Nadav Lapid diz que o seu novo filme, "Yes", sobre um músico a quem é pedido que reescreva o hino nacional israelita, é uma resposta à "cegueira" do seu país em relação ao sofrimento em Gaza.

O realizador israelita já tinha dissecado os males do seu país em "Sinónimos" (2019), vencedor do Urso de Ouro em Berlim, e "O Joelho de Ahed" (2021).

Em "Yes", ele retrata uma sociedade soterrada pelo seu próprio "lado sombrio" desde que militantes palestinianos do Hamas atacaram Israel a 7 de outubro de 2023.

"A cegueira em Israel é, infelizmente, uma doença bastante coletiva", disse o realizador de 50 anos à France-Presse (AFP) no Festival de Cannes, onde "Yes" estreou na quinta-feira na secção da Quinzena dos Realizadores.

Ao longo de quase duas horas e meia, o filme acompanha um músico chamado Y, que é contratado pelas autoridades para transformar o hino nacional numa peça de propaganda que pede a erradicação dos palestinianos.

"O que aconteceu a 7 de outubro, o nível de horror e crueldade, elevou tudo a uma escala bíblica", diz Lapid.

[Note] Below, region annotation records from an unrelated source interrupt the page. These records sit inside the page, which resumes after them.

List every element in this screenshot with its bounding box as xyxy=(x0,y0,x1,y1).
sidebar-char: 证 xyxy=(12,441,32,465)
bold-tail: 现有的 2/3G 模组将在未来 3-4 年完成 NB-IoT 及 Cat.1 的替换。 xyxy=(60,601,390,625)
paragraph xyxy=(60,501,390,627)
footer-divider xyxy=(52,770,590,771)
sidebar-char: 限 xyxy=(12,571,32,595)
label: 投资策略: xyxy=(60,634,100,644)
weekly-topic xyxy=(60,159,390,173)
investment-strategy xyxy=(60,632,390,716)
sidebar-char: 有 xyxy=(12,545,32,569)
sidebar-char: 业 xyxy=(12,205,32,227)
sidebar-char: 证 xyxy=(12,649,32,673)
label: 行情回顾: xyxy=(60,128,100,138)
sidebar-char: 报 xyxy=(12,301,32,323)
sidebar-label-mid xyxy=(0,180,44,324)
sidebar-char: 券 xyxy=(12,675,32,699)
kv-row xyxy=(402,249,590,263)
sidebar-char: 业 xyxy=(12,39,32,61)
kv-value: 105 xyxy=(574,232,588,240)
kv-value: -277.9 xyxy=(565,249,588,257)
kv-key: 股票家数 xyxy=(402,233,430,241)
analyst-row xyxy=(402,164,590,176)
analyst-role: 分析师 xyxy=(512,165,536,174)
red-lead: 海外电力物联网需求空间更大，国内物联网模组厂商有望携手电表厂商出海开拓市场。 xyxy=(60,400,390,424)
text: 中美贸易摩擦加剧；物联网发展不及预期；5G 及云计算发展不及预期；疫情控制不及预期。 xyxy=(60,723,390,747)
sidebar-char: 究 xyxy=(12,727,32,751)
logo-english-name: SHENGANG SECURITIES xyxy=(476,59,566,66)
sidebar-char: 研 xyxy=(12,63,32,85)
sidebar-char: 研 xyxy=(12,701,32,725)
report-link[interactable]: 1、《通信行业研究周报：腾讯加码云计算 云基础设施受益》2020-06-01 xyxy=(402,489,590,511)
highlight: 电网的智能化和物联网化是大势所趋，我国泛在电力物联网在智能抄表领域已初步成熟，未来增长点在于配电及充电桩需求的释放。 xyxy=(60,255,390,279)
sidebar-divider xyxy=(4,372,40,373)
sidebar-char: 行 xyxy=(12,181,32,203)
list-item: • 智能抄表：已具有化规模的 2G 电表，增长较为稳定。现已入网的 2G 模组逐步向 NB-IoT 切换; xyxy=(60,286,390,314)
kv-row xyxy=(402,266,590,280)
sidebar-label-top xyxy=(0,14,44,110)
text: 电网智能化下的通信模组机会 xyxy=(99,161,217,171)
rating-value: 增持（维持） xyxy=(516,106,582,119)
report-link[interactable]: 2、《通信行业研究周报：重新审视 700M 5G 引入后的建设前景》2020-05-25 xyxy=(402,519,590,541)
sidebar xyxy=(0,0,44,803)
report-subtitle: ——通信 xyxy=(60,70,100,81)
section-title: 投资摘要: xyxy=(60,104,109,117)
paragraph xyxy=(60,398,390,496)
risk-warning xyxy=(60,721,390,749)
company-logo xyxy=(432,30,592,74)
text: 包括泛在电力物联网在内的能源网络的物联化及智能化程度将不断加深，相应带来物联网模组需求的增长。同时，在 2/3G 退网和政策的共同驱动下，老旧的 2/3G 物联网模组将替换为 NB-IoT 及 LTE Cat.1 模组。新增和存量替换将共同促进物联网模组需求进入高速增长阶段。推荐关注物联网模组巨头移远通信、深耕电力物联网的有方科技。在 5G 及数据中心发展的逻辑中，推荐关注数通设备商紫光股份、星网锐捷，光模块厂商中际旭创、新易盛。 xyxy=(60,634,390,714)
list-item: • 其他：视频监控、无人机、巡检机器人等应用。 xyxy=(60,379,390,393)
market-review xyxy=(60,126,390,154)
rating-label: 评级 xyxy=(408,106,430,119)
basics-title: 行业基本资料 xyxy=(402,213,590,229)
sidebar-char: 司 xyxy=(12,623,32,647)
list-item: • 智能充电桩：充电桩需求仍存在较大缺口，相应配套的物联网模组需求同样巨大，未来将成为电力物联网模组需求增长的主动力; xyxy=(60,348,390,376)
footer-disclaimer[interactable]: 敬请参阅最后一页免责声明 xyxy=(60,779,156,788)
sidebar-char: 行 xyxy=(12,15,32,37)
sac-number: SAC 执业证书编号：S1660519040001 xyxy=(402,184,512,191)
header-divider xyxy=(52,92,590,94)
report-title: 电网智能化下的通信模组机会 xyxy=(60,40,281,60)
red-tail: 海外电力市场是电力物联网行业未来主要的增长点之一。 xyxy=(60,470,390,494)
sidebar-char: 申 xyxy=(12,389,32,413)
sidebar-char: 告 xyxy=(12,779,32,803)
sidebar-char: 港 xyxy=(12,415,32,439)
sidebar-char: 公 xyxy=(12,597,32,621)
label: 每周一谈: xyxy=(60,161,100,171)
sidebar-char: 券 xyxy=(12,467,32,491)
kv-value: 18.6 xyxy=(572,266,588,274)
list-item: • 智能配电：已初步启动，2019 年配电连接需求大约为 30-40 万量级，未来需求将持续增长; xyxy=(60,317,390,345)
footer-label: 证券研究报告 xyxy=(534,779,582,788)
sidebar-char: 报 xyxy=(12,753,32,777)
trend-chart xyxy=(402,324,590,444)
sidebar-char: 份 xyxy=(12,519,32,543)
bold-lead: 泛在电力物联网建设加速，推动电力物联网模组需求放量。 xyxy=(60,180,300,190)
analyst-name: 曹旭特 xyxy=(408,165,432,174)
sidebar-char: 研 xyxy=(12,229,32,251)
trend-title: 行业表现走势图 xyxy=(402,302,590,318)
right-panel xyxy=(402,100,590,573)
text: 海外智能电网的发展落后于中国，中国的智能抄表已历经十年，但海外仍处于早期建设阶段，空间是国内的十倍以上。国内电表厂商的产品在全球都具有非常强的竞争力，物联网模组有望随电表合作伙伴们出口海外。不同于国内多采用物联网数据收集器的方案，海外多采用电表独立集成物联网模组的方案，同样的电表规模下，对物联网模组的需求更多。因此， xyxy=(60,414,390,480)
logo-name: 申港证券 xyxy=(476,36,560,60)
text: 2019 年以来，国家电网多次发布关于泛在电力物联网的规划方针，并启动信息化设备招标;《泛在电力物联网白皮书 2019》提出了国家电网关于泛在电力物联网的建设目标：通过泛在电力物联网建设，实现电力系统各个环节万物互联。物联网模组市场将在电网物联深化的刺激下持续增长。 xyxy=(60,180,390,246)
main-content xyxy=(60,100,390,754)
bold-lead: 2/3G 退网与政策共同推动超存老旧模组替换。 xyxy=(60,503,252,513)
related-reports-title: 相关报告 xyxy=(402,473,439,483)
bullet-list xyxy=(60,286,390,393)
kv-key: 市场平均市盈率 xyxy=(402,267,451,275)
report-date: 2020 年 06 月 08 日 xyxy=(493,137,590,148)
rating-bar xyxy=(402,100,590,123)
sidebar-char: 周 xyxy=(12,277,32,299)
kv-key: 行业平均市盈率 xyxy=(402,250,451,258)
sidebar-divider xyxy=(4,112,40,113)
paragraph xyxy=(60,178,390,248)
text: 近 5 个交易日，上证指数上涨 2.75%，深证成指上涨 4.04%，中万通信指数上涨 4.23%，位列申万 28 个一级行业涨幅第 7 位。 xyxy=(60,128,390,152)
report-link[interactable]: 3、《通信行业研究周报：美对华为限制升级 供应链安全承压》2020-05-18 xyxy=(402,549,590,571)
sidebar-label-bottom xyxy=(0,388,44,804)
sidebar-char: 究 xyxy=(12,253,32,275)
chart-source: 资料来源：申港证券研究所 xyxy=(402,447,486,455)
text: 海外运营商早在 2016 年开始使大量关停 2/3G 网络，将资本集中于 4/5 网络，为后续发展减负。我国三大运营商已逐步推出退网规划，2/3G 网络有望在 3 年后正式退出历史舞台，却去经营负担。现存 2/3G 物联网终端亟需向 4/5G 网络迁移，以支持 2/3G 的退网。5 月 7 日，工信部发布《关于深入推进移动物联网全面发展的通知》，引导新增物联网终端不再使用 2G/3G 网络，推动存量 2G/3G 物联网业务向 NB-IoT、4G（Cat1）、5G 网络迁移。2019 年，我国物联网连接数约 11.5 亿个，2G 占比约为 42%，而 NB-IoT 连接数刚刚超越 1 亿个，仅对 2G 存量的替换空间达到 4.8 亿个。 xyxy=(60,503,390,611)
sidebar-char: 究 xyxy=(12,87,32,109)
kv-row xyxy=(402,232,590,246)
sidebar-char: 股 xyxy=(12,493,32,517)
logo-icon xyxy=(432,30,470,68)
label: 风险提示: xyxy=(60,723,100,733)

"A grande fantasia israelita... de acordar um dia e descobrir que os palestinianos se foram tornou-se um programa político."

O realizador acrescenta que "pouquíssimas pessoas se erguem para dizer que o que está a acontecer em Gaza é insuportável" e que há "uma espécie de consenso sobre a superioridade das vidas israelitas sobre as vidas palestinianas".

Numa cena, Y e a sua esposa (Shai Goldman) continuam a amamentar o seu bebé enquanto olham indiferentes para os seus telemóveis, que exibem notificações de novos ataques aéreos mortais em Gaza.

Noutra, uma pequena multidão junta-se num terraço para dançar alegremente ao som de caças a sobrevoar a região.

Na véspera do festival de Cannes, Lapid estava entre as mais de 380 figuras do cinema, incluindo grandes atores de Hollywood, que assinaram uma carta aberta condenando o silêncio da indústria cinematográfica sobre o que chamou de "genocídio" em Gaza.

Isolado

Nadav Lapid em Paris em junho de 2022

Lapid diz que teve que superar inúmeros obstáculos antes de começar o filme, que foi dirigido em "modo guerrilha" enquanto a ofensiva israelita em Gaza estava em andamento.

Técnicos e atores desistiram, e alguns patrocinadores optaram por não envolver-se.

"Disseram-me que as pessoas já não fazem filmes políticos sobre estes temas. Não querem mais filmes a favor ou contra" a guerra, recorda o realizador.

"Yes" também se refere à única resposta que os artistas podem dar em Israel quando questionados sobre o seu apoio à guerra, de acordo com o ator principal Ariel Bronz.

"O nosso primeiro dever como artistas é não ir para onde o vento sopra", diz Bronz, que causou alvoroço em 2016 ao inserir uma bandeira israelita no seu ânus durante uma apresentação em Telavive.

"Precisamos pagar um preço pessoal e é uma verdadeira luta sobreviver nesta posição em que se está completamente isolado no nosso próprio país", disse à AFP.

Produtores franceses apoiaram o filme e também houve de um fundo público israelita independente, apesar do seu tom mordaz.

"Yes" estreará nos cinemas europeus em setembro, mas até agora nenhuma distribuidora israelita o aceitou.

"Se não tivesse dentro de mim a ambição, a esperança, o orgulho e a fantasia para mudar as coisas, não teria conseguido", acrescenta Lapid.

"Acho que a sociedade precisa de um choque, e espero que este filme seja um deles."

O ataque do Hamas a 7 de outubro de 2023 deixou 1.218 mortos do lado israelita, a maioria civis, de acordo com uma contagem da AFP baseada em dados oficiais. Outras 251 pessoas foram feitas reféns.

A campanha de retaliação de Israel matou pelo menos 53.762 pessoas em Gaza, a maioria civis, de acordo com o Ministério da Saúde do território administrado pelo Hamas, cujos números são considerados fiáveis ​​pelas Nações Unidas.